Die Dauerniederschläge halten auch in der Nacht auf Donnerstag noch an und
klingen erst mit Passage der Kaltfront ausgangs der Nacht von Nordwesten her ab.
Die Stundensummen liegen in der stärksten Niederschlagsphase von heute
Nachmittag bis in die erste Nachthälfte auf Sonntag um oder knapp über 5 l/qm.
Das gilt bevorzugt für die Weststaulagen der westlichen und zentralen
Mittelgebirge. Akkumuliert kommen damit bis Sonntagfrüh durchaus 20 bis 40 1/qm
in etwa 18 h zusammen, sodass entsprechend für die Weststaulagen die markante
Dauerregenwarnung ausgegeben wurde. Besonders im Fokus steht auch wieder das
Sauer-Siegerland und der Westerwald. Mit der Vorgeschichte und den schon recht
hohen Flusspegeln wurde für einen kleinen Bereich auch die Unwetterwarnung
gezogen.
Betroffen von den Dauerniederschlägen ist auch der Schwarzwald, allerdings
zeitlich etwas versetzt. Bei einem späteren Beginn, dauern die Niederschläge
dort bis zum Sonntagnachmittag an.

Neben den Niederschlägen steht heute auch der Wind erneut im Fokus. Schon in den
Vormittagsstunden frischt der Wind von Westen her zusehends auf. Die
Windgeschwindigkeiten liegen in 850 hPa bei 60 kn und in 925 hPa bei 50 kn. Zum
Glück ist die Schichtung stabil sodass in tiefen Lage die Aufmerksamkeit vor
allem auf die Leelagen (vorübergehende Winddrehung auf Süd) und anfällige Lagen,
gerichtet ist. Dort können durchaus stürmische Böen auftreten können. Im höheren
Bergland kann dann der Sturm mit Bft 8/9 voll durchgreifen. Auf den Berggipfeln
kann man die Winde in 850 hPa durchaus ansetzen, sodass dort mit schweren
Sturmböen und orkanartigen Böen zu rechnen ist, auf dem Brocken wie üblich noch
einen Zacken schärfer.

Auch an der Nordsee legt der Wind spätestens zum Nachmittag deutlich zu, sodass
auch dort mit Böen bis in den Sturmbereich zu rechnen ist, auf der freien
Nordsee auch schwere Sturmböen.

Der heutige Tag ist nochmal sehr mild mit Höchstwerten teils im zweistelligen
Bereich bis 14 Grad am Oberrhein.

In der Nacht auf Sonntag halten die Niederschläge an, der Wind lässt aber im
Laufe der Nacht von Nordwesten her vorübergehend nach. Das liegt vor allem
daran, dass die Kaltfront des mittlerweile von der nördlichen Nordsee nach
Südnorwegen ziehenden Tief südostwärts über Deutschland ausgreift. Dahinter
gehen auch die Winde in 925 hPa und 850 hPa vorübergehend deutlich zurück. Am
längsten aktiv bleibt der Wind nach Süden und Südosten. Im Nordwesten legt der
Wind bereits in den Morgenstunden wieder spürbar zu, was sich vor allem an der
Nordsee bemerkbar macht.

Ansonsten klingen die Niederschläge postfrontal ab, sodass die
Dauerregensituation bis zum Morgen über den westlichen Mittelgebirgen beendet
ist. Zudem sinkt die Schneefall- und Nullgradgrenze deutlich ab. Da aber
postfrontal nur noch wenig Niederschlag fällt, dürfte sich allenfalls eine dünne
Neuschneedecke in den höchsten Lagen ausbilden (Glätte).

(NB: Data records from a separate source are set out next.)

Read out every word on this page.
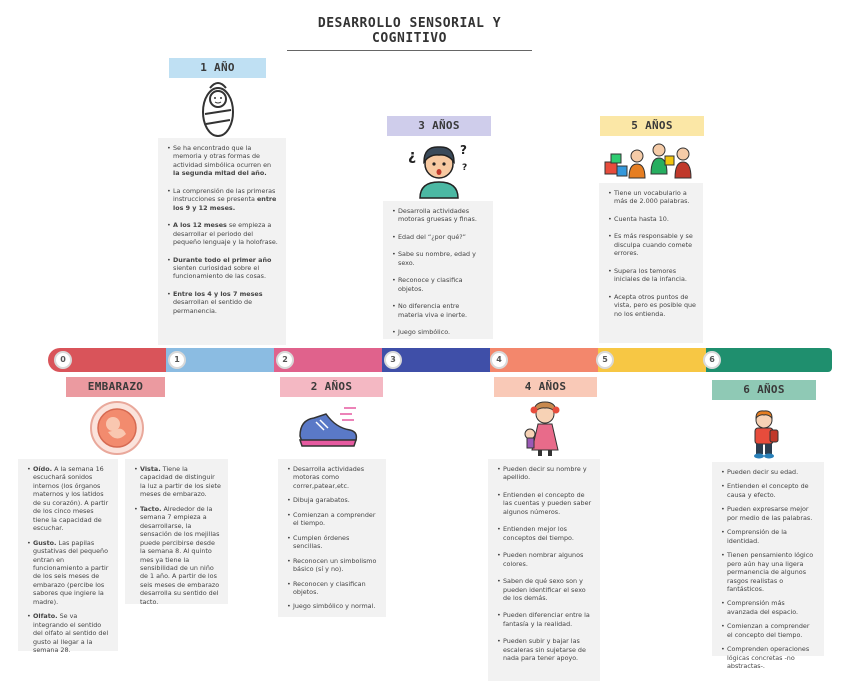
DESARROLLO SENSORIAL Y COGNITIVO
1 AÑO
• Se ha encontrado que la memoria y otras formas de actividad simbólica ocurren en la segunda mitad del año.
• La comprensión de las primeras instrucciones se presenta entre los 9 y 12 meses.
• A los 12 meses se empieza a desarrollar el periodo del pequeño lenguaje y la holofrase.
• Durante todo el primer año sienten curiosidad sobre el funcionamiento de las cosas.
• Entre los 4 y los 7 meses desarrollan el sentido de permanencia.
3 AÑOS
¿	?
?
• Desarrolla actividades motoras gruesas y finas.
• Edad del “¿por qué?”
• Sabe su nombre, edad y sexo.
• Reconoce y clasifica objetos.
• No diferencia entre materia viva e inerte.
• Juego simbólico.
5 AÑOS
• Tiene un vocabulario a más de 2.000 palabras.
• Cuenta hasta 10.
• Es más responsable y se disculpa cuando comete errores.
• Supera los temores iniciales de la infancia.
• Acepta otros puntos de vista, pero es posible que no los entienda.
0	1	2	3	4	5	6
EMBARAZO
• Oído. A la semana 16 escuchará sonidos internos (los órganos maternos y los latidos de su corazón). A partir de los cinco meses tiene la capacidad de escuchar.
• Gusto. Las papilas gustativas del pequeño entran en funcionamiento a partir de los seis meses de embarazo (percibe los sabores que ingiere la madre).
• Olfato. Se va integrando el sentido del olfato al sentido del gusto al llegar a la semana 28.
• Vista. Tiene la capacidad de distinguir la luz a partir de los siete meses de embarazo.
• Tacto. Alrededor de la semana 7 empieza a desarrollarse, la sensación de los mejillas puede percibirse desde la semana 8. Al quinto mes ya tiene la sensibilidad de un niño de 1 año. A partir de los seis meses de embarazo desarrolla su sentido del tacto.
2 AÑOS
• Desarrolla actividades motoras como correr,patear,etc.
• Dibuja garabatos.
• Comienzan a comprender el tiempo.
• Cumplen órdenes sencillas.
• Reconocen un simbolismo básico (sí y no).
• Reconocen y clasifican objetos.
• Juego simbólico y normal.
4 AÑOS
• Pueden decir su nombre y apellido.
• Entienden el concepto de las cuentas y pueden saber algunos números.
• Entienden mejor los conceptos del tiempo.
• Pueden nombrar algunos colores.
• Saben de qué sexo son y pueden identificar el sexo de los demás.
• Pueden diferenciar entre la fantasía y la realidad.
• Pueden subir y bajar las escaleras sin sujetarse de nada para tener apoyo.
6 AÑOS
• Pueden decir su edad.
• Entienden el concepto de causa y efecto.
• Pueden expresarse mejor por medio de las palabras.
• Comprensión de la identidad.
• Tienen pensamiento lógico pero aún hay una ligera permanencia de algunos rasgos realistas o fantásticos.
• Comprensión más avanzada del espacio.
• Comienzan a comprender el concepto del tiempo.
• Comprenden operaciones lógicas concretas -no abstractas-.
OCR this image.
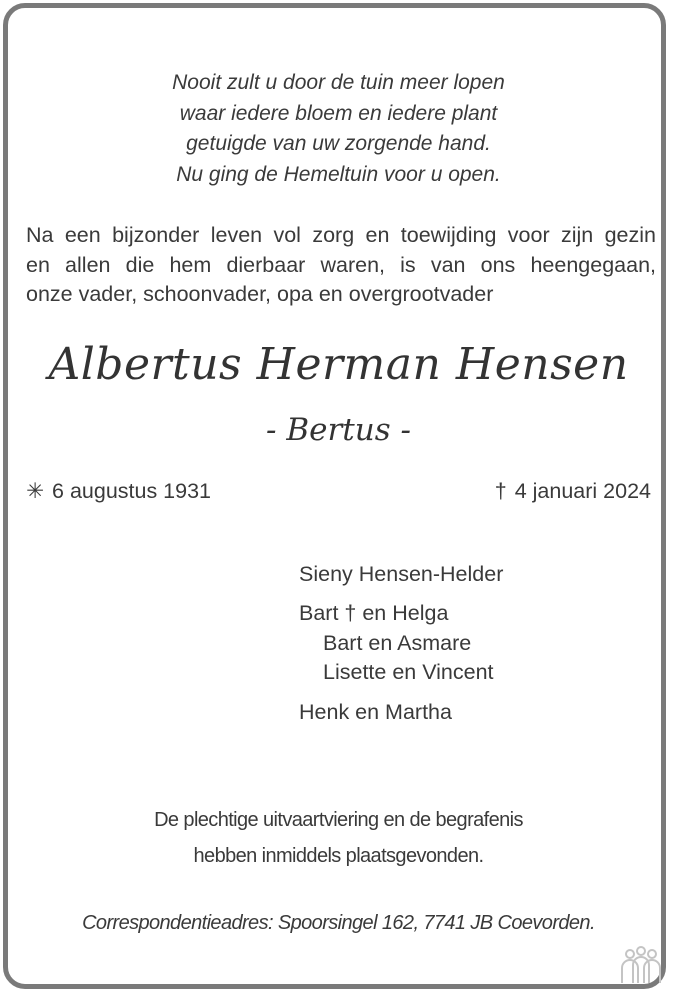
Nooit zult u door de tuin meer lopen
waar iedere bloem en iedere plant
getuigde van uw zorgende hand.
Nu ging de Hemeltuin voor u open.
Na een bijzonder leven vol zorg en toewijding voor zijn gezin
en allen die hem dierbaar waren, is van ons heengegaan,
onze vader, schoonvader, opa en overgrootvader
Albertus Herman Hensen
- Bertus -
✳ 6 augustus 1931	† 4 januari 2024
Sieny Hensen-Helder
Bart † en Helga
Bart en Asmare
Lisette en Vincent
Henk en Martha
De plechtige uitvaartviering en de begrafenis
hebben inmiddels plaatsgevonden.
Correspondentieadres: Spoorsingel 162, 7741 JB Coevorden.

Sonntag... erreicht die Kaltfront im Vormittgasverlauf bereits den Südosten
Deutschlands. Rückseitig strömt ein Schwall maritimer Polarluft ein. Die 850 hPa
geht auf Werte nahe -5 Grad zurück. Direkt hinter der Front findet ein
deutliches Abtrocknen und Absinken statt, sodass es postfrontal am Vormittag
zunächst trocken ist und die Sonne sich zeigen kann. Am längsten dauern die
Niederschläge im Südosten und Süden an, wo die Kaltfront einen gewissen
Anafrontcharakter entwickelt. Bei gleichzeitig auf 600 bis 400 m fallender
Schneefallgrenze kann es in den höheren Lagen bis zum Abend auch ein wenig
Neuschnee geben, vor allem in den Weststaugebieten des Alpenrandes und
Bayerischen Waldes.

Interessant wird es ab den Mittagsstunden, wenn von der Nordsee kommend und
südostwärts ausgreifend ein Kurzwellentrog auf Deutschland übergreift. Direkt
damit in Verbindung steht ein Bodentrog mit eingelagerter Windkonvergenz. Die
verschiedenen Modelle zeigen recht einheitlich ein kompaktes konvektiv
verstärktes Niederschlagsband. Dieses korrespondiert gut mit einem Maximum in
der Feuchteflusskonvergenz. Die Labilität ist hoch und kann gleichzeitig mit
einem relativen Maximum im Feld der spezifischen Feuchte überlappen. Auch
rückseitig des angesprochenen Bandes dürften weitere Schauerstaffeln aktiv sein.
Zudem wird auch über der Nordsee etwas MU CAPE simuliert, das bis nach
Schleswig-Holstein ausgreifen kann. Demnach können auch einzelne
Kaltluftgewitter aktiv sein.

In der unteren Troposphäre greift zudem ein weiteres Windmaximum von bis zu 60
kn auf etwa 1000 m Höhe über. Bei guter Durchmischung können zumindest Teile
davon bis nach unten durchgemischt werden. Entsprechend ist vor allem im
Nordwesten und später über den Norden ostwärts ausgreifend mit stürmischen Böen
und Sturmböen zu rechnen. In den Schauerstaffeln sind durchaus auch schwere
Sturmböen im Bereich des Möglichen, wie auch die Wahrscheinlichkeiten des
ICON-D2 EPS zeigen. Von den Höhenwinden wären auch einzelne Bft 11 Böen denkbar,
die Modelle halten sich diesbezüglich aber noch zurück, sodass diese nach
aktueller Modelllage nur als gering wahrscheinlich einzustufen sind. Direkt an
der Nordsee muss bei auflandigem Wind aufgrund fehlender Reibung auf jeden Fall
mit orkanartigen Böen gerechnet werden. Diese können über Schleswig-Holstein
auch noch etwas landeinwärts ausgreifen. Auf der Nordsee und vereinzelt auf den
Nordfriesen sind insbesondere mit Konvektion in der gut gescherten unteren
Troposphäre auch einzelne Orkanböen im Bereich des Möglichen.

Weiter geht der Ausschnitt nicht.